Tak tahu arah, dan berpakaian dengan pakaian Flemish yang asing, anak-anak itu mungkin menjadi tontonan aneh bagi penduduk desa Woolpit.


Warna kulit anak-anak itu dapat dijelaskan oleh penyakit hijau, yang terjadi akibat kekurangan makanan.


Brian Haughton beranggapan bahwa penjelasan Harris masuk akal, dan salah satu yang paling banyak diterima,


 meskipun bukannya tanpa celah. Misalnya, Brian berpendapat bahwa orang terdidik seperti Richard de Calne tidak mungkin tak mengenali bahasa yang dituturkan oleh anak-anak Flemish.


Sejarawan Derek Brewer memberikan penjelasan yang lebih menjemukan:Kemungkinan inti dari masalah ini adalah bahwa anak-anak yang sangat kecil ini, menggembala atau mengikuti ternak, tersesat dari hutan desa mereka, sedikit bicara, dan (dalam istilah modern) tidak tahu alamat rumah mereka sendiri. 


Mereka mungkin menderita klorosis, penyakit kekurangan makanan yang membuat kulit menjadi berwarna kehijauan, karena itulah disebut "penyakit hijau" Dengan diet yang baik penyakit itu menghilang.

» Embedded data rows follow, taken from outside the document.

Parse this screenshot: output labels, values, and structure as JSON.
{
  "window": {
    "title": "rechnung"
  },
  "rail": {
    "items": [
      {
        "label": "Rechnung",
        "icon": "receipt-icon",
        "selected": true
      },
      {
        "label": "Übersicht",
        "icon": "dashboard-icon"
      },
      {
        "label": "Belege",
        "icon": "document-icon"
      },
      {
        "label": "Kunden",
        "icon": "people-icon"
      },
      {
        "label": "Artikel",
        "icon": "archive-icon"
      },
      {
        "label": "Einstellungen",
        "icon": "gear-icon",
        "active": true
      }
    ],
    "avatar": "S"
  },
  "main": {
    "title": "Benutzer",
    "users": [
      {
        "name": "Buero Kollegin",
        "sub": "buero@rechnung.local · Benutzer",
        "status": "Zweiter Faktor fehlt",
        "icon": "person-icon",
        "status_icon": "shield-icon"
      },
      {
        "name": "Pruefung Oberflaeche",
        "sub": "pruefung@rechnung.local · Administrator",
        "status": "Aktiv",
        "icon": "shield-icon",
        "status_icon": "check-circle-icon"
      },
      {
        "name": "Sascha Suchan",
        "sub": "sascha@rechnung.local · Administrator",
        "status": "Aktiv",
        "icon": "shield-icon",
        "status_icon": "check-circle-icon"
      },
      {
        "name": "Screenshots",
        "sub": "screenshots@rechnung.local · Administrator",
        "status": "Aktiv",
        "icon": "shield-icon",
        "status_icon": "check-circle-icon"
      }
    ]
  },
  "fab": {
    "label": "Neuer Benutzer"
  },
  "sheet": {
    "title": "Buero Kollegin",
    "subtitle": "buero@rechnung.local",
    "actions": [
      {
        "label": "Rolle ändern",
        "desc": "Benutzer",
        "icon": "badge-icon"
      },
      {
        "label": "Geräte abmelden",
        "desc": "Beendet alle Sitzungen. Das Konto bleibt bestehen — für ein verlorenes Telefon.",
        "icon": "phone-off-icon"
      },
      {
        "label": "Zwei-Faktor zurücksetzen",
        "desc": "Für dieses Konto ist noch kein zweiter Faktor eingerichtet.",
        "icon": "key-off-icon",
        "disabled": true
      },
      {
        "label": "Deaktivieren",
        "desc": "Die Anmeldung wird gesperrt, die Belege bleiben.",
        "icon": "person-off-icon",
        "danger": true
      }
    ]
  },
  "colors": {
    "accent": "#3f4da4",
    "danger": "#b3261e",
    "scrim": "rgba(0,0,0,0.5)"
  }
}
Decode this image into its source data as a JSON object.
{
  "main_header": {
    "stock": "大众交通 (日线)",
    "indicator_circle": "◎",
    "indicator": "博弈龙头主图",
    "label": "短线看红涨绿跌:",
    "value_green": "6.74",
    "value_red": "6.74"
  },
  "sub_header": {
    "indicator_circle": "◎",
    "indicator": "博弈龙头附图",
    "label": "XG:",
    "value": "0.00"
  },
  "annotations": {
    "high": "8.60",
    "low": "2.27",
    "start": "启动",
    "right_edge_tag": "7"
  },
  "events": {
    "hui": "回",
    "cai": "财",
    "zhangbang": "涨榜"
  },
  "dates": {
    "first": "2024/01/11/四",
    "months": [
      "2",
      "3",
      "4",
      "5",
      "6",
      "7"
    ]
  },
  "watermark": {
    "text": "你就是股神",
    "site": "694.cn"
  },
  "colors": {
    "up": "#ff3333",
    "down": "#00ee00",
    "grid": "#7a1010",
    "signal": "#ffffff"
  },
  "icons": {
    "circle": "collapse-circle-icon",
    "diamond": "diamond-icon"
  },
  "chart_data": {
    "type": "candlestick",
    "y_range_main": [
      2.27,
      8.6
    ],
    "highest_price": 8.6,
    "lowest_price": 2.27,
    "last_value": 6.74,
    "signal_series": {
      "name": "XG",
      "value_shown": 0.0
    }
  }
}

Penyair anarkis dan kritikus Inggris Herbert Read menggambarkan cerita anak-anak hijau dalam karyanya English Prose Style, yang diterbitkan pada tahun 1931, sebagai "norma yang harus diikuti oleh semua jenis fantasi".

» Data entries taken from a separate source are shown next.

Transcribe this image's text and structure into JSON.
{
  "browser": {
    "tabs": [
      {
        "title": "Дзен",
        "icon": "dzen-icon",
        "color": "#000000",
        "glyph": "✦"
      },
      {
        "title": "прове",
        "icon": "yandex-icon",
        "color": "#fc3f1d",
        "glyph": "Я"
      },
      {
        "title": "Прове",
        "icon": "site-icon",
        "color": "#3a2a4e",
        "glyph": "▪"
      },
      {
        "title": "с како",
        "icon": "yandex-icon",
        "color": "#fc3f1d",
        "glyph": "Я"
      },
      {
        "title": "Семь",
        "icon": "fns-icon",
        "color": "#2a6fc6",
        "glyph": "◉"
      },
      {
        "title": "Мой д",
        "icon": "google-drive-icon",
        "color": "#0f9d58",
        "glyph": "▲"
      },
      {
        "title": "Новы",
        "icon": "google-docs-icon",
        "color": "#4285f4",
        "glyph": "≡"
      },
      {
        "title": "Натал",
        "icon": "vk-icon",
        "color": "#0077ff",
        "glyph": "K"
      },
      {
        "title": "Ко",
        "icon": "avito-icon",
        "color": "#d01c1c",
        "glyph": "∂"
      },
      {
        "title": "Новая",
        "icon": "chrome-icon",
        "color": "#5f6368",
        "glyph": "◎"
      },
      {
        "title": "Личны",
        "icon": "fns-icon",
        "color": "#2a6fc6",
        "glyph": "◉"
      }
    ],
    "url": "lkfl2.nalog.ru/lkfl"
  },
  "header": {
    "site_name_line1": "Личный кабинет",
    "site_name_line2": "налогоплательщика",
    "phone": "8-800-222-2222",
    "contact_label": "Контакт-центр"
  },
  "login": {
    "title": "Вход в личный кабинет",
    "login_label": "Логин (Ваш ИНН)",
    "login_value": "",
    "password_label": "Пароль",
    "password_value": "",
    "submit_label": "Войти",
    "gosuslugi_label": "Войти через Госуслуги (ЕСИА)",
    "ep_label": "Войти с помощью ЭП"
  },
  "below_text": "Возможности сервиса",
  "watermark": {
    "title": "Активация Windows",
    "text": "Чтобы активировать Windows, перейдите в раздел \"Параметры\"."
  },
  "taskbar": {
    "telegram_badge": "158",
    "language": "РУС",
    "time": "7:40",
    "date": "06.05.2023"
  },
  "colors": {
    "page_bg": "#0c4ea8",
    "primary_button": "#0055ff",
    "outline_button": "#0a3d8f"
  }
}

 Cerita anak hijau juga merupakan insprasi bagi novelnya, The Green Child, yang ditulis pada tahun 1934.


 Kevin Crossley-Holland pada tahun 1994 juga menulis adaptasi cerita anak hijau dari sudut pandang si anak perempuan hijau.


Penulis John Macklin menyertakan sebuah kisah dalam bukunya yang terbit tahun 1965, berjudul Strange Destinies, mengenai dua anak hijau yang tiba di desa Banjos di Spanyol pada tahun 1887.


 Banyak rincian cerita tersebut yang mirip dengan cerita anak-anak hijau Woolpit, misalnya nama Ricardo de Calno, wali kota Banjos yang berteman dengan dua anak itu. Namanya mirip dengan Richard de Calne.


Dengan demikian tampaknya cerita Macklin adalah cerita rekaan yang terilhami oleh cerita anak-anak hijau dari Woolpit,


 khususnya karena tidak ada catatan mengenai desa di Spanyol yang bernama Banjos.


Pada tahun 2002, penyair Inggris Glyn Maxwell menulis sebuah sandiwara sajak yang berdasarkan pada cerita anak-anak hijau. Sandiwara itu berjudul Wolfpit (nama awal untuk Woolpit) dan dipentaskan sekali di New York City. 


Dalam versi Maxwell, si anak perempuan hijau menjadi pelayan tuan tanah, sampai seorang asing bernama Juxon membelinya dan membebaskannya, lalu membawanya ke suatu tempat yang tidak diketahui.


Cerita anak-anak hijau merupakan tema dari sebuah opera, yang diisi oleh anak-anak dan orang dewasa dan digubah oleh Nicola LeFanu pada tahun 1990; librettonya ditulis oleh Kevin Crossley-Holland.